I'd like to meet with each team the end of next week for about 15 minutes.  Information on how to sign up for a meeting time will be sent shortly.  Think of the meeting as "Part 1 Turn-in," but without the hassle of having to write a report.  You should have (easily) gotten through you initial design by then, and have at least started implementation.

In class on March 15, hand in a single report from your team that includes:

  1. a description of what your file system is trying to accomplish
  2. a description of the design for the file system you implemented.  This might include a discussion of other approaches you considered but rejected, if any.
  3. a description (not code) of what you had to do to implement (e.g., which files required major changes, and of what sort)
  4. a description of how you tested your file system (for functionality), and whether or not it works
  5. a description of the goals and design of your hypothetical persistent file system.  (Again, you might also describe other ideas you discussed but rejected, and say why.)
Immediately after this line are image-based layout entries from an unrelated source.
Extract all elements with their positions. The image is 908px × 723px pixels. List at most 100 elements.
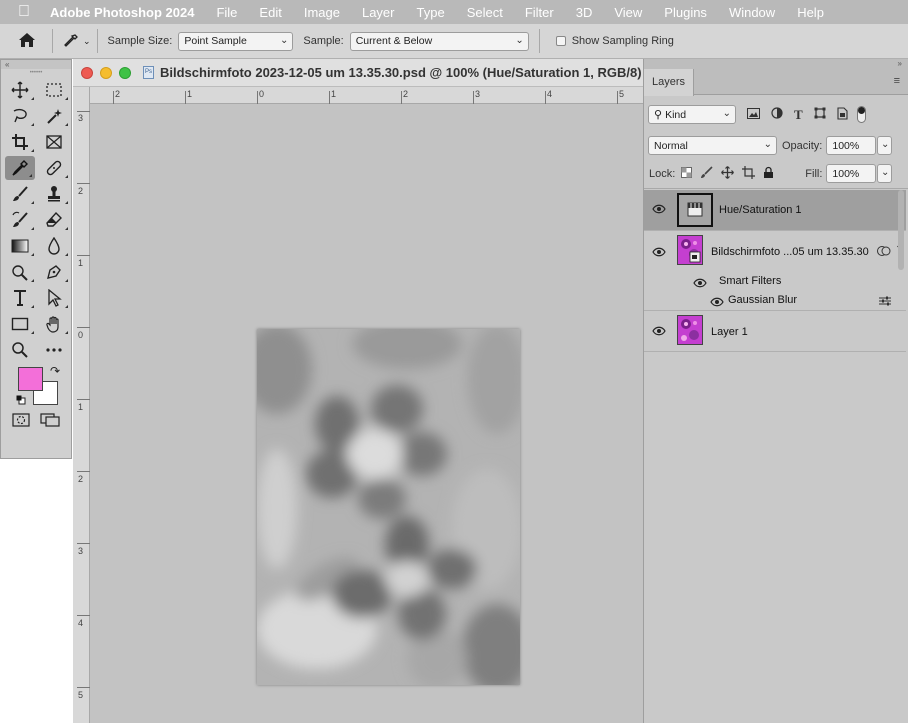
layer-name[interactable]: Hue/Saturation 1 [719, 204, 802, 216]
menu-plugins[interactable]: Plugins [664, 5, 707, 20]
eye-visibility-icon[interactable] [693, 278, 707, 291]
more-tools-icon[interactable] [37, 337, 71, 363]
filter-name[interactable]: Gaussian Blur [728, 294, 797, 306]
move-tool-icon[interactable] [3, 77, 37, 103]
layer-filter-row: ⚲ Kind ⌄ T [644, 105, 908, 124]
filter-toggle-switch[interactable] [856, 106, 866, 123]
sample-size-select[interactable]: Point Sample ⌄ [178, 31, 294, 51]
show-sampling-ring-checkbox[interactable] [555, 36, 566, 46]
pen-tool-icon[interactable] [37, 259, 71, 285]
menu-file[interactable]: File [216, 5, 237, 20]
tool-flyout-indicator [29, 174, 32, 177]
blend-mode-select[interactable]: Normal ⌄ [648, 136, 777, 155]
frame-tool-icon[interactable] [37, 129, 71, 155]
opacity-slider-button[interactable]: ⌄ [877, 136, 893, 155]
lock-artboard-icon[interactable] [742, 165, 756, 182]
menu-view[interactable]: View [614, 5, 642, 20]
filter-blending-options-icon[interactable] [879, 296, 891, 309]
layer-row-hue-saturation[interactable]: Hue/Saturation 1 [644, 190, 906, 231]
filter-pixel-layers-icon[interactable] [747, 107, 760, 122]
tab-layers[interactable]: Layers [644, 69, 694, 96]
chevron-down-icon: ⌄ [763, 139, 772, 150]
lock-position-icon[interactable] [721, 165, 735, 182]
menu-type[interactable]: Type [417, 5, 445, 20]
magic-wand-tool-icon[interactable] [37, 103, 71, 129]
rectangle-tool-icon[interactable] [3, 311, 37, 337]
fill-input[interactable]: 100% [826, 164, 877, 183]
history-brush-tool-icon[interactable] [3, 207, 37, 233]
minimize-window-button[interactable] [100, 66, 112, 79]
filter-kind-select[interactable]: ⚲ Kind ⌄ [648, 105, 736, 124]
default-colors-icon[interactable] [16, 395, 26, 405]
collapse-panel-icon[interactable]: » [644, 59, 908, 69]
path-selection-tool-icon[interactable] [37, 285, 71, 311]
document-tab[interactable]: Ps Bildschirmfoto 2023-12-05 um 13.35.30… [73, 59, 643, 87]
eye-visibility-icon[interactable] [710, 297, 724, 310]
smart-filters-label[interactable]: Smart Filters [719, 275, 781, 287]
document-canvas[interactable] [257, 329, 520, 685]
rectangular-marquee-tool-icon[interactable] [37, 77, 71, 103]
ruler-label: 2 [78, 186, 84, 196]
menu-edit[interactable]: Edit [259, 5, 281, 20]
menu-3d[interactable]: 3D [576, 5, 593, 20]
apple-menu-icon[interactable]:  [18, 3, 30, 21]
spot-healing-brush-tool-icon[interactable] [37, 155, 71, 181]
filter-shape-layers-icon[interactable] [814, 107, 826, 122]
eraser-tool-icon[interactable] [37, 207, 71, 233]
horizontal-ruler[interactable]: 2 1 0 1 2 3 4 5 [90, 87, 643, 104]
filter-adjustment-layers-icon[interactable] [771, 107, 783, 122]
app-name-menu[interactable]: Adobe Photoshop 2024 [50, 5, 194, 20]
type-tool-icon[interactable] [3, 285, 37, 311]
dodge-tool-icon[interactable] [3, 259, 37, 285]
layer-name[interactable]: Bildschirmfoto ...05 um 13.35.30 [711, 246, 869, 258]
eye-visibility-icon[interactable] [652, 204, 666, 217]
zoom-window-button[interactable] [119, 66, 131, 79]
blur-tool-icon[interactable] [37, 233, 71, 259]
gradient-tool-icon[interactable] [3, 233, 37, 259]
sample-select[interactable]: Current & Below ⌄ [349, 31, 529, 51]
ruler-label: 1 [331, 89, 337, 99]
filter-smart-objects-icon[interactable] [837, 106, 848, 123]
layer-thumbnail [677, 315, 703, 345]
layer-name[interactable]: Layer 1 [711, 326, 748, 338]
menu-image[interactable]: Image [304, 5, 340, 20]
tool-flyout-indicator [65, 123, 68, 126]
home-icon[interactable] [18, 32, 36, 51]
crop-tool-icon[interactable] [3, 129, 37, 155]
lasso-tool-icon[interactable] [3, 103, 37, 129]
filter-type-layers-icon[interactable]: T [794, 107, 803, 123]
ruler-mark [77, 183, 90, 184]
layers-scrollbar[interactable] [898, 190, 904, 270]
eyedropper-tool-icon[interactable] [5, 156, 35, 180]
fill-slider-button[interactable]: ⌄ [877, 164, 893, 183]
eye-visibility-icon[interactable] [652, 247, 666, 260]
lock-transparent-pixels-icon[interactable] [681, 166, 693, 181]
hand-tool-icon[interactable] [37, 311, 71, 337]
psd-file-icon: Ps [143, 66, 154, 79]
ruler-label: 1 [78, 258, 84, 268]
close-window-button[interactable] [81, 66, 93, 79]
swap-colors-icon[interactable]: ↷ [50, 364, 60, 378]
zoom-tool-icon[interactable] [3, 337, 37, 363]
menu-filter[interactable]: Filter [525, 5, 554, 20]
opacity-input[interactable]: 100% [826, 136, 877, 155]
lock-all-icon[interactable] [763, 166, 774, 182]
menu-select[interactable]: Select [467, 5, 503, 20]
menu-layer[interactable]: Layer [362, 5, 395, 20]
panel-menu-icon[interactable]: ≡ [894, 75, 900, 87]
menu-window[interactable]: Window [729, 5, 775, 20]
layer-row-layer-1[interactable]: Layer 1 [644, 312, 906, 352]
eyedropper-preset-icon[interactable]: ⌄ [63, 33, 91, 49]
clone-stamp-tool-icon[interactable] [37, 181, 71, 207]
panel-grip[interactable]: •••••• [1, 69, 71, 77]
chevron-down-icon[interactable]: ⌄ [83, 36, 91, 47]
tool-flyout-indicator [65, 227, 68, 230]
menu-help[interactable]: Help [797, 5, 824, 20]
brush-tool-icon[interactable] [3, 181, 37, 207]
vertical-ruler[interactable]: 3 2 1 0 1 2 3 4 5 [73, 87, 90, 723]
layer-row-smart-object[interactable]: Bildschirmfoto ...05 um 13.35.30 ⌃ Smart… [644, 232, 906, 311]
collapse-panel-icon[interactable]: « [1, 60, 71, 69]
foreground-color-swatch[interactable] [18, 367, 43, 391]
eye-visibility-icon[interactable] [652, 326, 666, 339]
lock-image-pixels-icon[interactable] [700, 165, 713, 182]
I imagine these reports will be in the range of 4-10 pages.

While we are not asking for code, please make sure to keep a copy as we may ask for it after reading your report.

Teams and Grading

Teamwork is a double edged sword in classes.  On the one hand, I'm hoping that working in teams will let you learn more with less effort, and with more fun.  On the other hand, there are many problems that could in theory arise, not the least of which is disagreements over who is contributing and who isn't.  These sorts of problems are not too frequent, in my experience, but if you find yourself in one, or think you might be edging into one, please get in touch with me as early as possible.  I'll say in advance that the only way I can handle these problems is by speaking with everyone involved, to get all sides of the picture.  Often the problems are mainly communication issues, and can be resolved.  That, at least, is the outcome we'll hope for.

For grading, all team members are rowing the same boat, and the default is one grade per boat.